A 37-year-old stage mom from Episode 11B, "I'm an Idol".


  • Early-Bird Cameo: The idol group the girl is part of is the same one Towani went to see in episode 9B.
  • Stage Mom: She makes her daughter an idol so she can live out her dream through her.
  • Surprisingly Happy Ending: Her episode is one of the lightest in the show's history, probably because she's one of the only clients who admits she did something wrong and throws herself on Moguro's mercy for the sake of somebody else. Moguro saves Ari's daughter like she begs him, and his only "punishment" is she has to perform at her daughter's latest audition herself instead of trying to vicariously achieve stardom through her child anymore. The daughter Ari spent the whole episode trying to control is even in the stands cheering for her, and Moguro notes that if she tries hard enough, she might just able to make a career out of it.

Tsuyoshi Amikumo

A 25-year-old freelancer from Episode 12A, "The King of the Chat Room".


  • Drunk with Power: Gets obsessed with using the software Moguro uses him to embarrass and troll other chat room users.
  • Only Known by Their Nickname: His name is only shown in the introduction, but during the episode he is always refereed to by his username, MatchaDrill, even by Moguro.

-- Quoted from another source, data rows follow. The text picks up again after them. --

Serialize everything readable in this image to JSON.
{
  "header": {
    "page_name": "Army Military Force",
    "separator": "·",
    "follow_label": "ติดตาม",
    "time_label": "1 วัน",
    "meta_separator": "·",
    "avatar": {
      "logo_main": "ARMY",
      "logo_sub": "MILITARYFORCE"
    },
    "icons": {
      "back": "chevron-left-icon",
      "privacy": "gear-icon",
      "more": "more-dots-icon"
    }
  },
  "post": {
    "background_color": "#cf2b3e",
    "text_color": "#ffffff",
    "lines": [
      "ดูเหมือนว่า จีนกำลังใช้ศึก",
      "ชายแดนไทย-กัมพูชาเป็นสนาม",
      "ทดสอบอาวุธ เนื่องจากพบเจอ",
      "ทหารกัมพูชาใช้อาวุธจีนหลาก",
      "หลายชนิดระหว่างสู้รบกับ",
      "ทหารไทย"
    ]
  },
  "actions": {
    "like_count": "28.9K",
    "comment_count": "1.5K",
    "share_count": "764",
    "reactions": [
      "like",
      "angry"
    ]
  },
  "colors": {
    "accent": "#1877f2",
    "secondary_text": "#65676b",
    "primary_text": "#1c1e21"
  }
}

Defied at the end as his punishment. Every time he enters a new chatroom, his real life information is displayed for everyone to see it.
  • Troll: LightKnight, a user that seems to only enter chatrooms to anger people so they start attacking him and then being banned from the chat. Amikumo becomes this after Moguro gave him a software that allows him to check other people's chats to attack them, even though Moguro told him to only use it when he is losing to someone doing it first.
  • You Are What You Hate: At the start of the episode, he gets trolled by a user who intentionally types things to make him mad but doing so very politely. Moguro helps Amikumo even the score with some spyware. However, despite being told to only use it very sparingly and only if he's losing to someone, he overdoes it, trolling anyone and everyone just for the fun of it.

Chikako Shimai

A 36-year-old office lady from Episode 12B, "Japan Overseas Trip".

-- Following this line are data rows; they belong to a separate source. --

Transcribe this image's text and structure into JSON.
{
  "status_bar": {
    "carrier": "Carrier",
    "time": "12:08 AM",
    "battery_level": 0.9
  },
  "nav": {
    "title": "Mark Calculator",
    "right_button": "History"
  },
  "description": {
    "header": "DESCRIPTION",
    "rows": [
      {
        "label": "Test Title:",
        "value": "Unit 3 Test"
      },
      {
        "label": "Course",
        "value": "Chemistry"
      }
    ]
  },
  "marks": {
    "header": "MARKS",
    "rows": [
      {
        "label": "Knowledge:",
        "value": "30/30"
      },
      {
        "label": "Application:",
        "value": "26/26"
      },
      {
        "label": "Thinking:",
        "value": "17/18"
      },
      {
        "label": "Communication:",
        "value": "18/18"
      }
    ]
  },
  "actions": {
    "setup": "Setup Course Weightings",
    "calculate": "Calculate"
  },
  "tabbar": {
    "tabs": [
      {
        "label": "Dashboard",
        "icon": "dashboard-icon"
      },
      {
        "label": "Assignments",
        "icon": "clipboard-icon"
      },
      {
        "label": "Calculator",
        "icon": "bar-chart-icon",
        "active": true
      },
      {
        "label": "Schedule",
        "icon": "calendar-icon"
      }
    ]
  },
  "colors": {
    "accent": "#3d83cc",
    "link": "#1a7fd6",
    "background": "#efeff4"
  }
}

  • Con Man: The charming gentleman Moguro arranges for her to meet at the French restaurant turns out to be one of these, taking her money.
  • Did You Just Punch Out Cthulhu?: The first client we see who deliberately tries to harm Moguro when things go wrong. Subverted in that it doesn't actually hurt him, but still.
  • Fake Relationship: During her Motive Rant she mentions that even if she can't get a boyfriend on her worldwide trip, she'd be more than happy to fake it using a bunch of a pictures with a guy just to shove it in her co-workers' faces.
  • Foreign Fanservice: The real reason why she wanted to travel across the world is to find a boyfriend and she wants to exploit her foreign background to get their attention.
  • It Was with You All Along: After she get the trip, her previously mocking co-workers note that she seems to he carrying herself with a lot more dignity and confidence. Too bad she doesn't notice herself.
  • You Have GOT to Be Kidding Me!: She doesn't take finding out that the "worldwide" trip she got passports and vaccines for was actually restricted entirely to foreign amusements and restaurants in Tokyo well at all.